13. Por la libertad del espíritu y el retorno al debate de ideas


Incapaz de renovarse, impotente y desilusionado ante el fracaso de su proyecto, el declinante pensamiento moderno se está metamorfoseando poco a poco en una verdadera policía intelectual, cuya función es excomulgar a todos aquellos que se apartan de los dogmas de la ideología dominante. Los antiguos revolucionarios “arrepentidos” se han adherido voluntariamente al sistema establecido, pero de sus antiguos amores conservan el gusto por las purgas y los anatemas. Esta nueva traición de los intelectuales se apoya en la dictadura de una opinión pública modelada por los media sobre el patrón de la histeria purificadora, de la sensiblería consoladora o de la indignación selectiva.
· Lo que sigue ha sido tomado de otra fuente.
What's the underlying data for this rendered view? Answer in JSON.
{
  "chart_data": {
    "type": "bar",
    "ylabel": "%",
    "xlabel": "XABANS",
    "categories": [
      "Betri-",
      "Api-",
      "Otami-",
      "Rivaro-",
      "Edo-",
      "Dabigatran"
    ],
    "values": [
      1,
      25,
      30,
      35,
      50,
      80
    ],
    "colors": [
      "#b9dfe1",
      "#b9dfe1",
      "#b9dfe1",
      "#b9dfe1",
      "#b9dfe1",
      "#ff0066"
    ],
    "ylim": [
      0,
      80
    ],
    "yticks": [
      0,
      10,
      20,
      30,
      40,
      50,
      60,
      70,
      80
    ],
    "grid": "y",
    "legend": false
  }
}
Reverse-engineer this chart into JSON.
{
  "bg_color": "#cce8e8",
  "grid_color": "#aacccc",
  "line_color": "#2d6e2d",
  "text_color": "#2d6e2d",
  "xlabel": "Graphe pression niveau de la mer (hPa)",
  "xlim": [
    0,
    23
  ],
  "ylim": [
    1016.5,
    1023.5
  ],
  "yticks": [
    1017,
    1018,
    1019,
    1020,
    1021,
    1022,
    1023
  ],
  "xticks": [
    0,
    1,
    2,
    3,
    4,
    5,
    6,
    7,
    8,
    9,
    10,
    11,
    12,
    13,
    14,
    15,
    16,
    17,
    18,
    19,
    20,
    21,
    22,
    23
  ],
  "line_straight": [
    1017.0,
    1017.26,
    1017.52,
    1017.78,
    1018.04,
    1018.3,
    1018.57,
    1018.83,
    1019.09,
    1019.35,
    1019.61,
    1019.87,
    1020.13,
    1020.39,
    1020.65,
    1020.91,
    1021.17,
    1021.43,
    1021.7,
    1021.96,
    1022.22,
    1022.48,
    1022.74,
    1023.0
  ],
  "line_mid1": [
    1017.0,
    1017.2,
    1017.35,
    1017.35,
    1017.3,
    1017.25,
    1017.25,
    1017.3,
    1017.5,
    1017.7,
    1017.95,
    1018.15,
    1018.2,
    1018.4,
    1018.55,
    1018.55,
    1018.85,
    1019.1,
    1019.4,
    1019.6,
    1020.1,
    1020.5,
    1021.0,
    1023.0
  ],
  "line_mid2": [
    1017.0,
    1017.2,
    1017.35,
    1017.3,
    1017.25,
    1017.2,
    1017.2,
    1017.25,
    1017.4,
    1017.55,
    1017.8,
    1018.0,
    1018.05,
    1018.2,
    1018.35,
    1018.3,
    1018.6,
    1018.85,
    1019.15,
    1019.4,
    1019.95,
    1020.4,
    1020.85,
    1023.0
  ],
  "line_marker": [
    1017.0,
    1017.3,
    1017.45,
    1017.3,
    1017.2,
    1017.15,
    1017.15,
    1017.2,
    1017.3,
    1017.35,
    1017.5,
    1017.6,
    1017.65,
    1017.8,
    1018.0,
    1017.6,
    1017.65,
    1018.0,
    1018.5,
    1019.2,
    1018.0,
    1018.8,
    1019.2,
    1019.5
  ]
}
En vez de intentar comprender el siglo que viene, se prefiere remover problemáticas obsoletas y reciclar argumentos que no son más que medios para excluir o descalificar. Por otra parte, la reducción de lo político a mera gestión óptima de un crecimiento cada vez más problemático excluye la opción de un cambio radical de sociedad e incluso, sencillamente, la posibilidad de una discusión abierta sobre las finalidades últimas de la acción colectiva.
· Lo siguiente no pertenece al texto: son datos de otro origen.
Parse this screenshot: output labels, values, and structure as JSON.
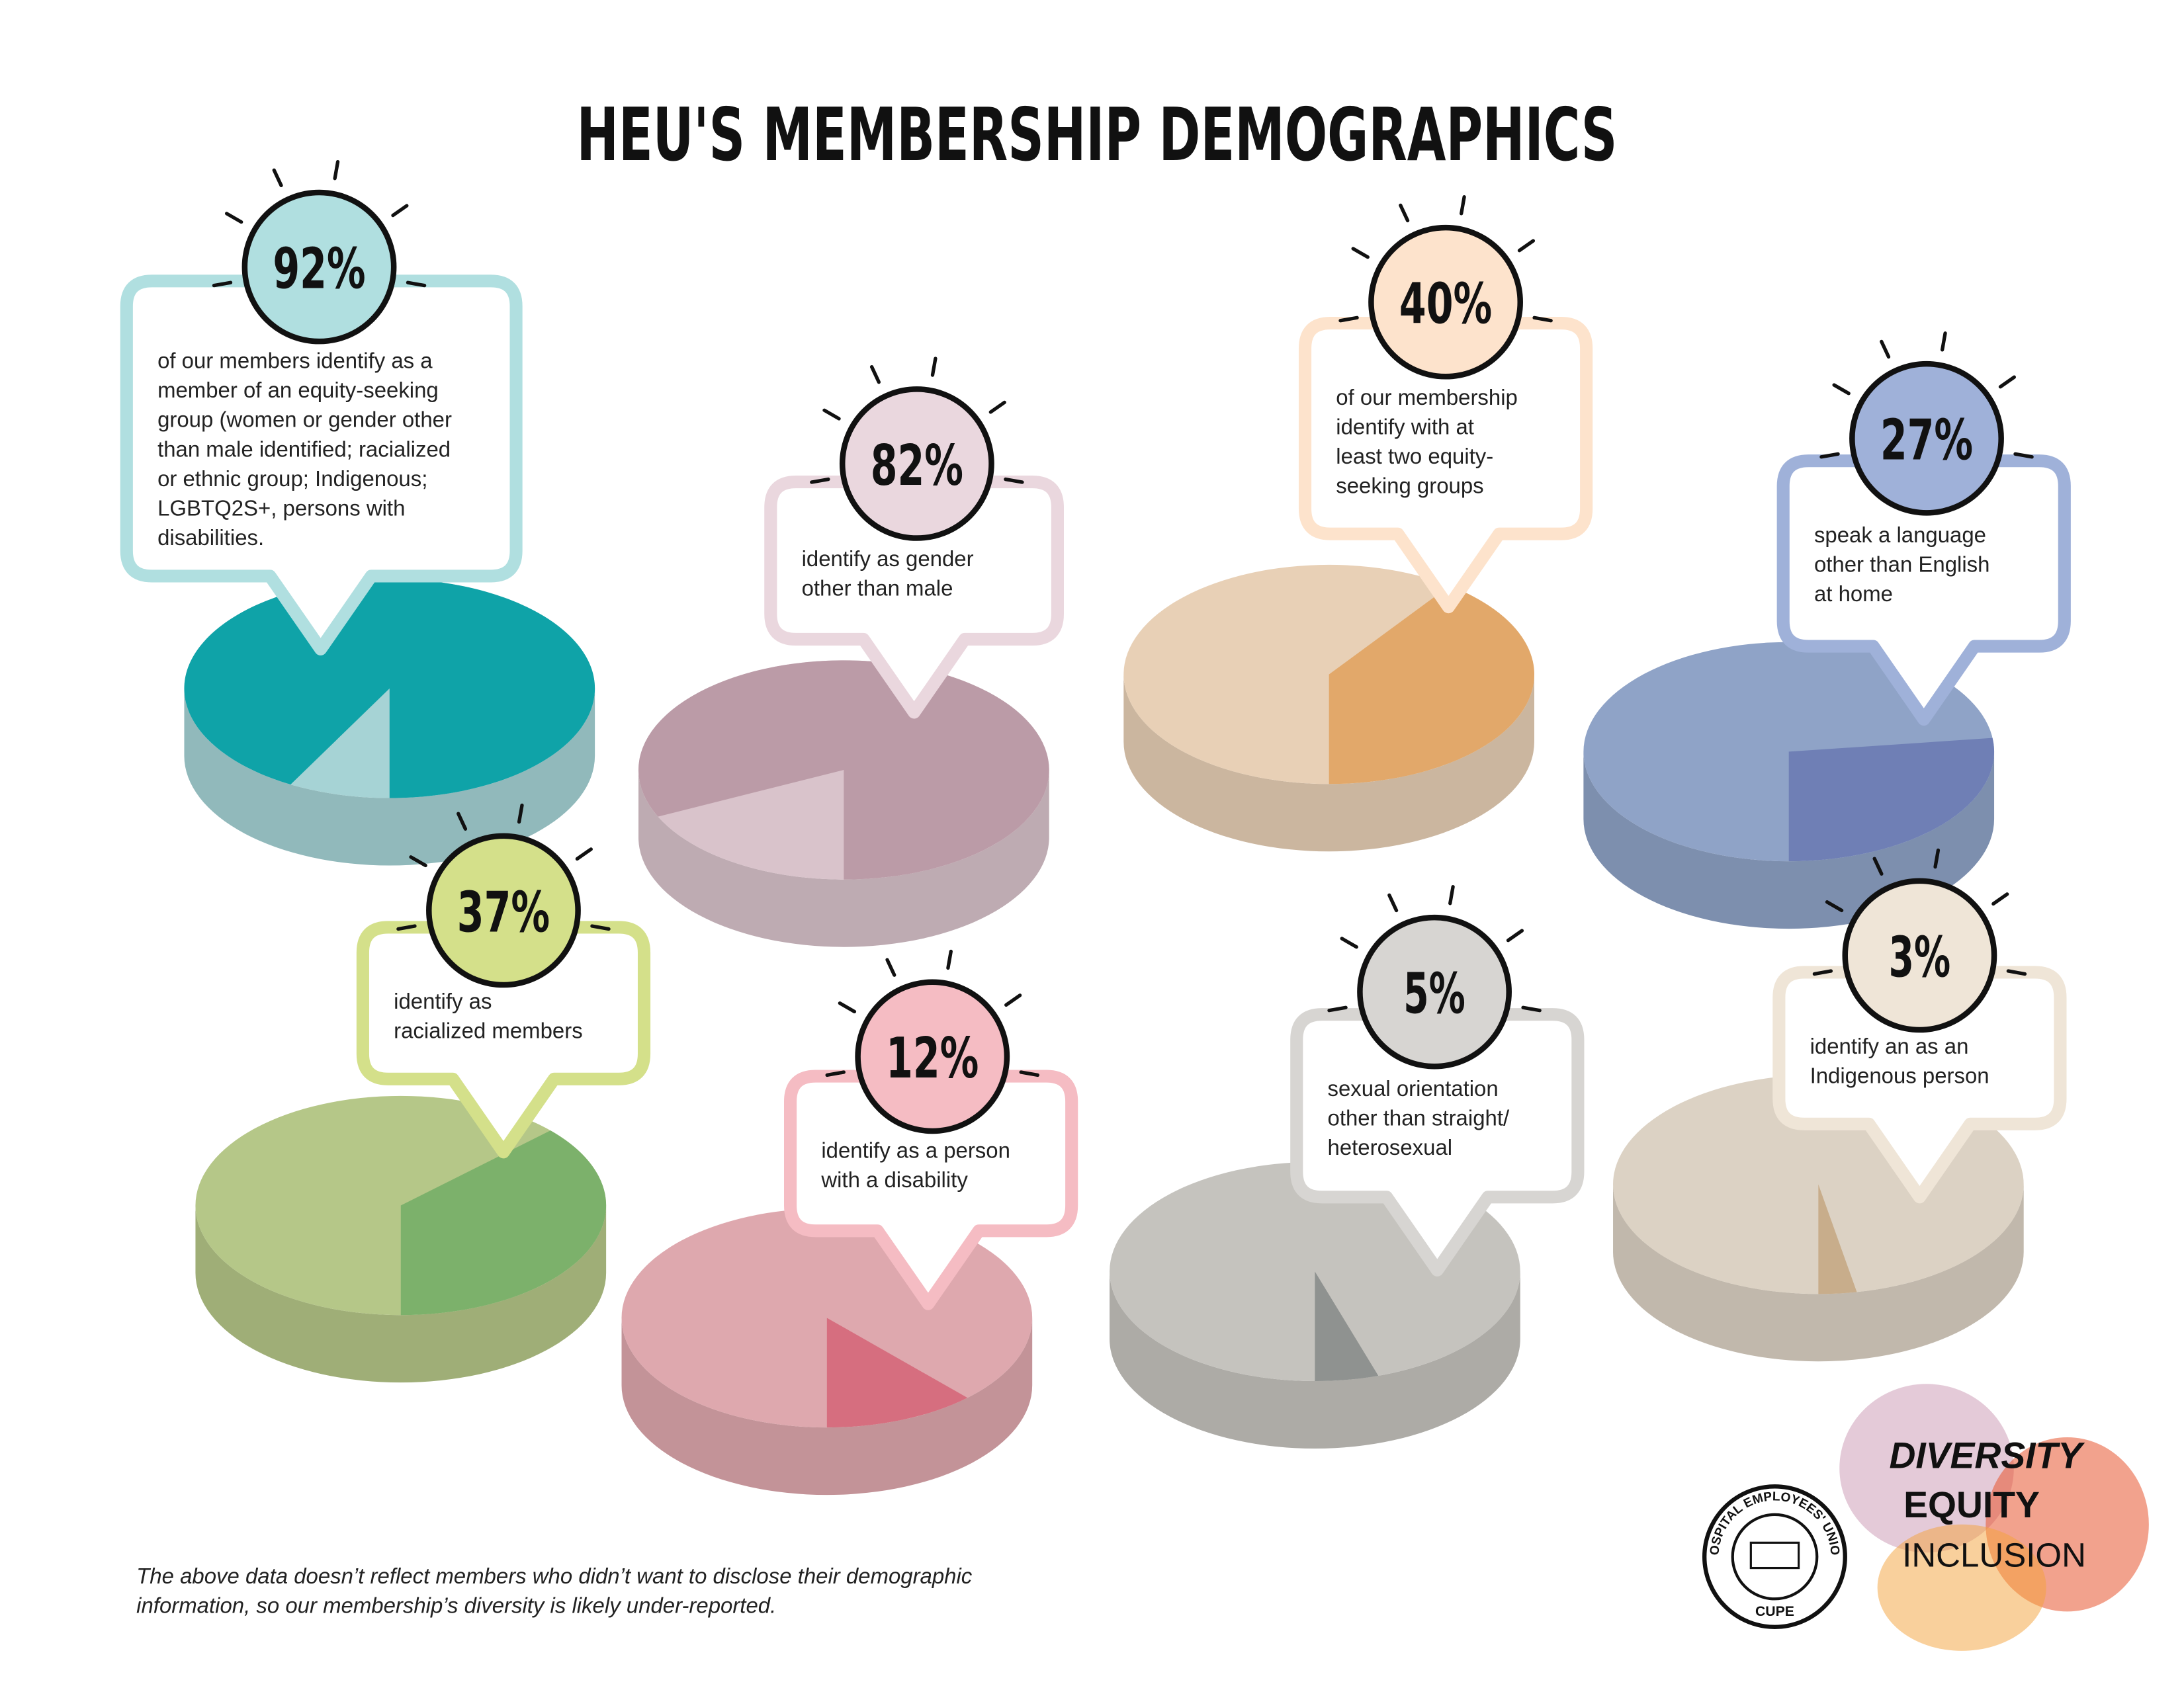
{
  "title": "HEU'S MEMBERSHIP DEMOGRAPHICS",
  "chart_data": [
    {
      "type": "pie",
      "values": [
        92
      ],
      "value_labels": [
        "92%"
      ],
      "text": [
        "of our members identify as a",
        "member of an equity-seeking",
        "group (women or gender other",
        "than male identified; racialized",
        "or ethnic group; Indigenous;",
        "LGBTQ2S+, persons with",
        "disabilities."
      ],
      "color": "#0fa3a8",
      "rest_color": "#a6d3d5",
      "label_color": "#b0dfe0"
    },
    {
      "type": "pie",
      "values": [
        82
      ],
      "value_labels": [
        "82%"
      ],
      "text": [
        "identify as gender",
        "other than male"
      ],
      "color": "#bb9ba7",
      "rest_color": "#d9c3cb",
      "label_color": "#ead7de"
    },
    {
      "type": "pie",
      "values": [
        40
      ],
      "value_labels": [
        "40%"
      ],
      "text": [
        "of our membership",
        "identify with at",
        "least two equity-",
        "seeking groups"
      ],
      "color": "#e2a86a",
      "rest_color": "#e8d0b6",
      "label_color": "#fde3cc"
    },
    {
      "type": "pie",
      "values": [
        27
      ],
      "value_labels": [
        "27%"
      ],
      "text": [
        "speak a language",
        "other than English",
        "at home"
      ],
      "color": "#6f7fb5",
      "rest_color": "#8fa3c7",
      "label_color": "#9fb1d9"
    },
    {
      "type": "pie",
      "values": [
        37
      ],
      "value_labels": [
        "37%"
      ],
      "text": [
        "identify as",
        "racialized members"
      ],
      "color": "#7cb16b",
      "rest_color": "#b5c788",
      "label_color": "#d4e08a"
    },
    {
      "type": "pie",
      "values": [
        12
      ],
      "value_labels": [
        "12%"
      ],
      "text": [
        "identify as a person",
        "with a disability"
      ],
      "color": "#d66e7f",
      "rest_color": "#dea8ae",
      "label_color": "#f5bcc3"
    },
    {
      "type": "pie",
      "values": [
        5
      ],
      "value_labels": [
        "5%"
      ],
      "text": [
        "sexual orientation",
        "other than straight/",
        "heterosexual"
      ],
      "color": "#8f9290",
      "rest_color": "#c5c3be",
      "label_color": "#d7d5d2"
    },
    {
      "type": "pie",
      "values": [
        3
      ],
      "value_labels": [
        "3%"
      ],
      "text": [
        "identify an as an",
        "Indigenous person"
      ],
      "color": "#c8ad8b",
      "rest_color": "#dcd2c4",
      "label_color": "#efe5d7"
    }
  ],
  "footnote": [
    "The above data doesn’t reflect members who didn’t want to disclose their demographic",
    "information, so our membership’s diversity is likely under-reported."
  ],
  "logos": {
    "union": "HOSPITAL EMPLOYEES' UNION",
    "union_short": "CUPE",
    "values": [
      "DIVERSITY",
      "EQUITY",
      "INCLUSION"
    ]
  }
}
El debate democrático se ve así reducido a la nada: ya no se discute, se denuncia; no se argumenta, se acusa; no se demuestra, se impone. Todo pensamiento, toda obra sospechosa de “desviación” o de “deriva” es acusada de simpatía consciente o inconsciente hacia unas ideas presentadas como repelentes. Incapaces de desarrollar un pensamiento propio o de refutar el de los otros, los censores se aplican ahora también a los juicios de intenciones. Este empobrecimiento sin precedentes del espíritu crítico se ve aún más agravado en Francia por el ombliguismo parisino, que reduce a algunos distritos de la capital el círculo de los medios frecuentables. Todo esto conduce a olvidar las reglas normales del debate. Se olvida que la libertad de opinión, cuya desaparición se acepta hoy con indiferencia, no admite, por principio, excepción alguna. Por miedo a la decisión y por desprecio a las aspiraciones del pueblo, hoy se prefiere cultivar la ignorancia de masas.

Para acabar con esta manta de plomo, la ND preconiza un retorno al pensamiento crítico, al mismo tiempo que milita por una total libertad de expresión. Contra toda censura, contra el pensamiento-clínex y contra la futilidad de las modas, la ND afirma más que nunca la necesidad de un auténtico trabajo del pensamiento. Militamos por un retorno al debate de ideas, al margen de las viejas divisiones que obstaculizan las posiciones transversales y las nuevas síntesis. Y hacemos un llamamiento al frente común de los espíritus libres frente a los herederos de Trissotin, de Tartufo y de Torquemada.

* Alain de Benoist es escritor, periodista y filósofo francés, autor de más de 50 libros. 
Charles Champetier es periodista y ensayista francés.